In the 84th minute of a tied game, there seemed little danger when she got the ball tight on the right wing marked by two Finland opponents 40 meters (yards) from goal.
Graham Hansen dribbled past both opponents, darted into the penalty area, met two more defenders, deceived them and created space to float a deft chip that went into the net off the far post.
Maybe it was a cross aimed for Norway captain Ada Hegerberg but it still looked great. Hegerberg, a Ballon d’Or winner, put her hands to her head as in disbelief at what Graham Hansen had done.
“It was a half-shot, half-cross,” Graham Hansen acknowledged. “If it wasn’t going in, it was going to Ada. You have to make something happen out of nothing."
Just three minutes earlier, she had missed a much easier chance to win the game by scooping a shot over the bar when having almost too much time to think and pick her spot.

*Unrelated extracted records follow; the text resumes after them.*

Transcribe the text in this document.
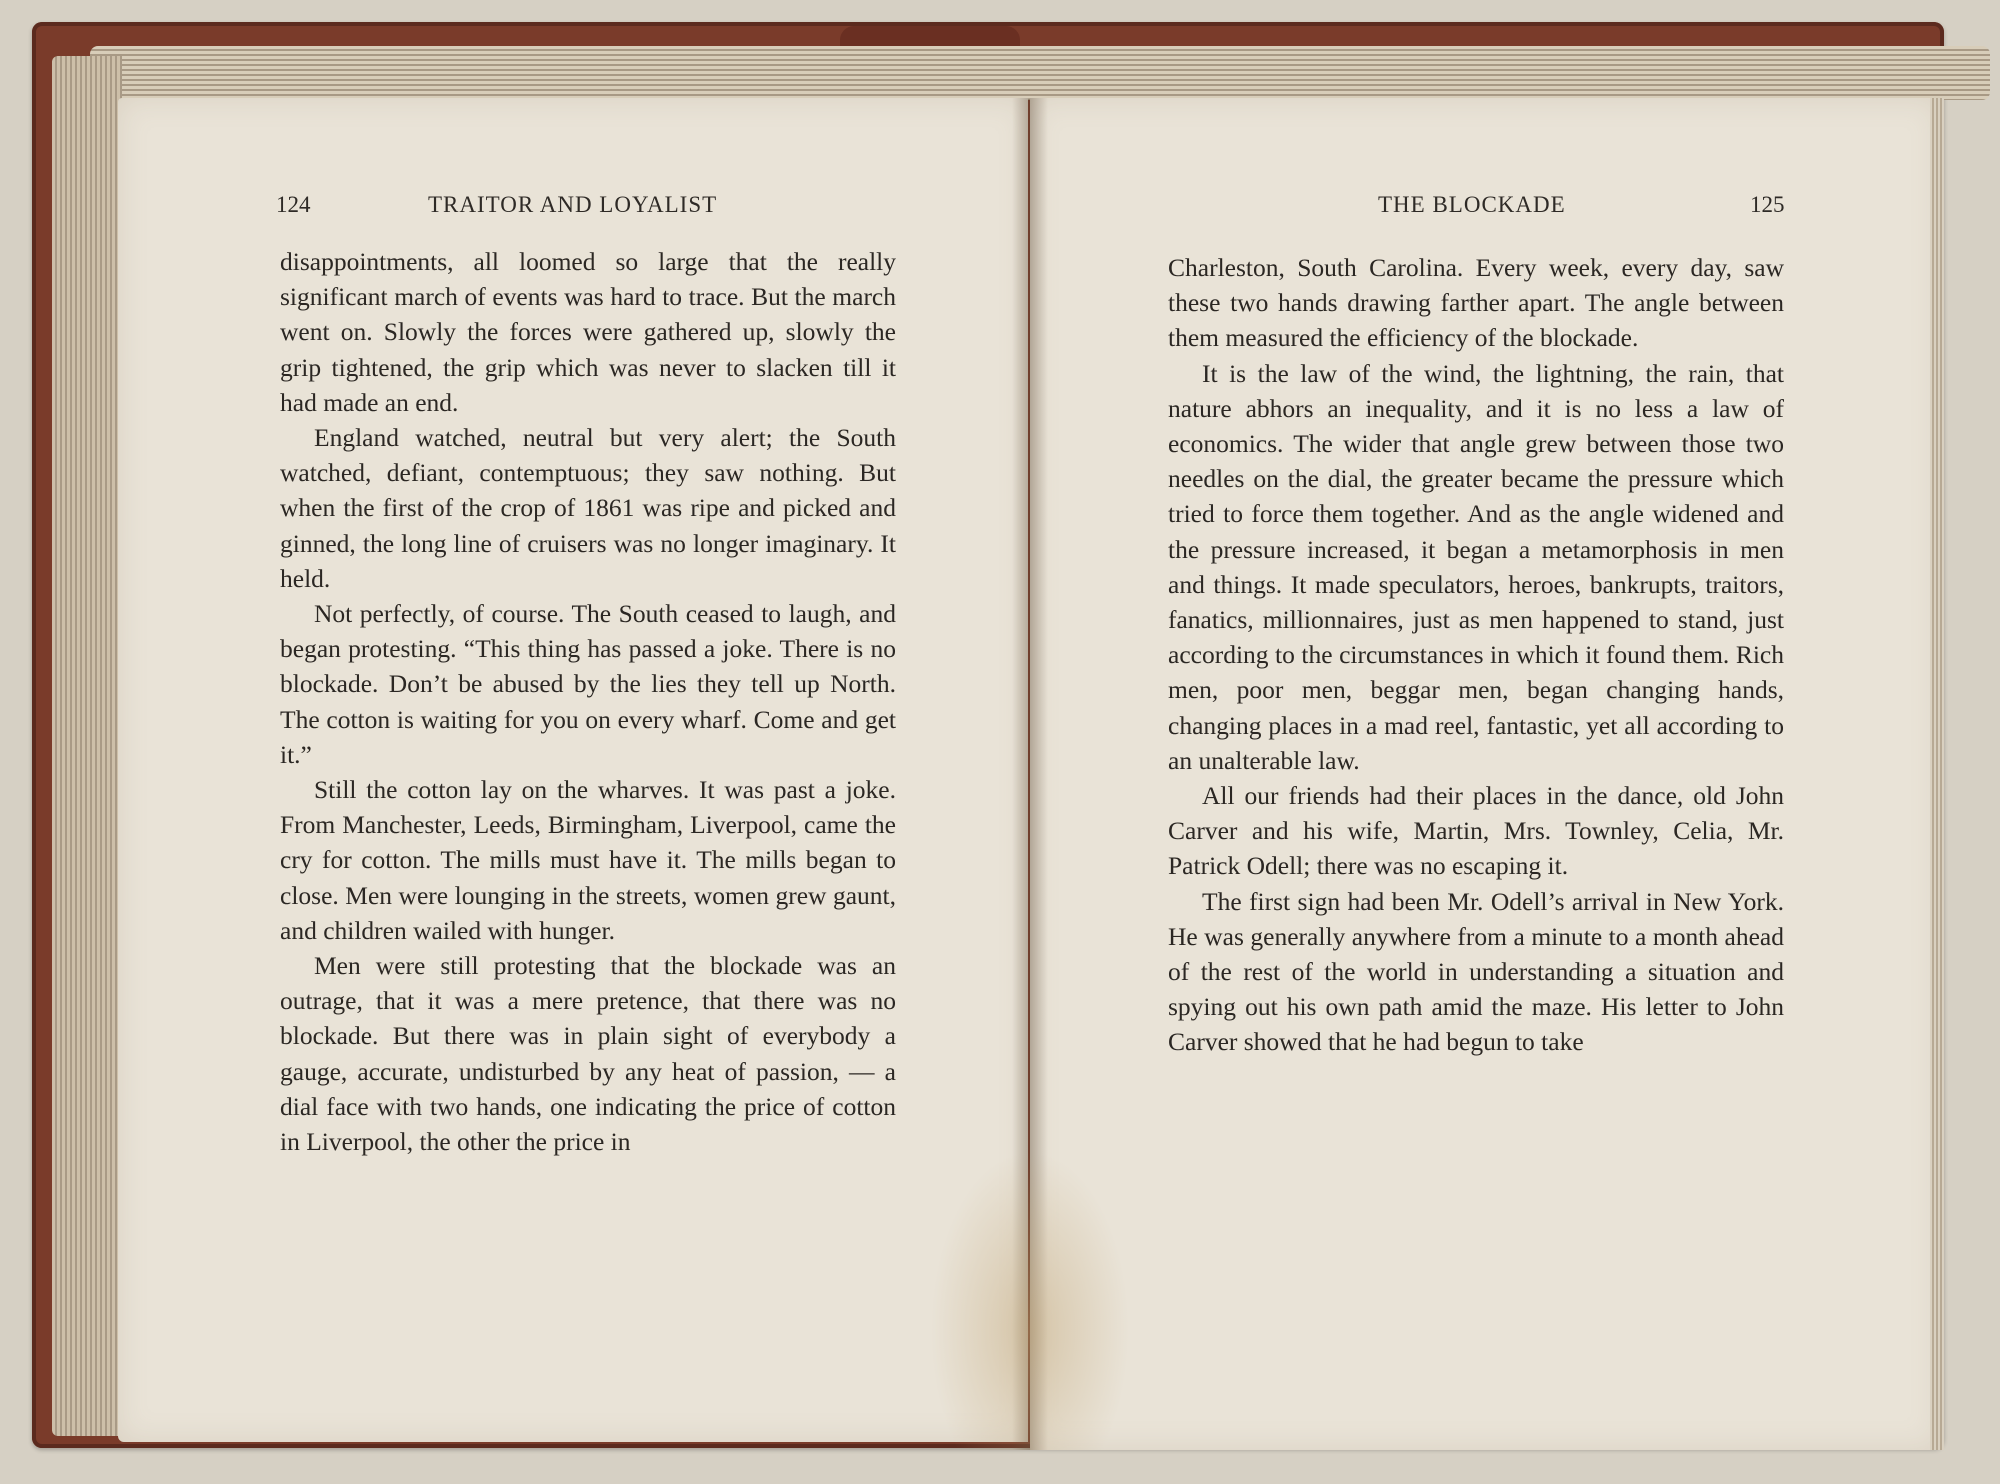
124	TRAITOR AND LOYALIST	THE BLOCKADE	125

disappointments, all loomed so large that the really significant march of events was hard to trace. But the march went on. Slowly the forces were gathered up, slowly the grip tightened, the grip which was never to slacken till it had made an end.

England watched, neutral but very alert; the South watched, defiant, contemptuous; they saw nothing. But when the first of the crop of 1861 was ripe and picked and ginned, the long line of cruisers was no longer imaginary. It held.

Not perfectly, of course. The South ceased to laugh, and began protesting. “This thing has passed a joke. There is no blockade. Don’t be abused by the lies they tell up North. The cotton is waiting for you on every wharf. Come and get it.”

Still the cotton lay on the wharves. It was past a joke. From Manchester, Leeds, Birmingham, Liverpool, came the cry for cotton. The mills must have it. The mills began to close. Men were lounging in the streets, women grew gaunt, and children wailed with hunger.

Men were still protesting that the blockade was an outrage, that it was a mere pretence, that there was no blockade. But there was in plain sight of everybody a gauge, accurate, undisturbed by any heat of passion, — a dial face with two hands, one indicating the price of cotton in Liverpool, the other the price in

Charleston, South Carolina. Every week, every day, saw these two hands drawing farther apart. The angle between them measured the efficiency of the blockade.

It is the law of the wind, the lightning, the rain, that nature abhors an inequality, and it is no less a law of economics. The wider that angle grew between those two needles on the dial, the greater became the pressure which tried to force them together. And as the angle widened and the pressure increased, it began a metamorphosis in men and things. It made speculators, heroes, bankrupts, traitors, fanatics, millionnaires, just as men happened to stand, just according to the circumstances in which it found them. Rich men, poor men, beggar men, began changing hands, changing places in a mad reel, fantastic, yet all according to an unalterable law.

All our friends had their places in the dance, old John Carver and his wife, Martin, Mrs. Townley, Celia, Mr. Patrick Odell; there was no escaping it.

The first sign had been Mr. Odell’s arrival in New York. He was generally anywhere from a minute to a month ahead of the rest of the world in understanding a situation and spying out his own path amid the maze. His letter to John Carver showed that he had begun to take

“You maybe feel like that was the chance that could have secured the victory,” Graham Hansen said. “But you can't stay in the past.”
It left Finland coach Marko Saloranta praising “a world-class player, among the top three players in the world in my opinion.”
It gave Norway a second 2-1 win at Euro 2025 after being outshined for much of the game. Norway had opened with a come-from-behind win over host Switzerland which had dominated the first half.
“This result was brutal after the performance,” Saloranta said in translated comments. “We really should have won this match.”
Norway sits top
Norway now sits atop Group A with six points and Finland is on three, from its opening-day 1-0 win over Iceland.
Norway will go to the quarterfinals as Group A winner if Iceland does not beat host Switzerland in the later game Sunday.
“It's the quality of a good team that we find a way to win,” Norway coach Gemma Grainger said, noting her side could have been three goals ahead before Finland stepped up.
Finland's fightback
Norway led in the third minute when Graham Hansen had forced an own-goal from Finland defender Eva Nyström after excellent play on the right wing.
Oona Sevenius deservedly leveled for Finland in the 32nd, showing fine balance to direct a rising left-foot shot from 16 yards (meters). Norway was again robbed of the ball in its own half by effective pressing.
For all its tidy play, Finland was lucky not to go two goals down. Norway struck the crossbar and a post from back-to-back corners, then Hegerberg was denied by goalkeeper Anna Koivunen’s brave blocking save.
Finland dominated play midway through the second half and forced Norway goalkeeper Cecilie Fiskerstrand into diving saves from shots by Katariina Kosola and Eveliina Sumannen, whose effort was tipped on to a post.
Next games
Norway finishes its group-stage program against Iceland on Thursday, when Finland plays host Switzerland
The eventual group winner will go to Geneva on July 16 to play the first quarterfinal against the runner-up in Spain’s Group B.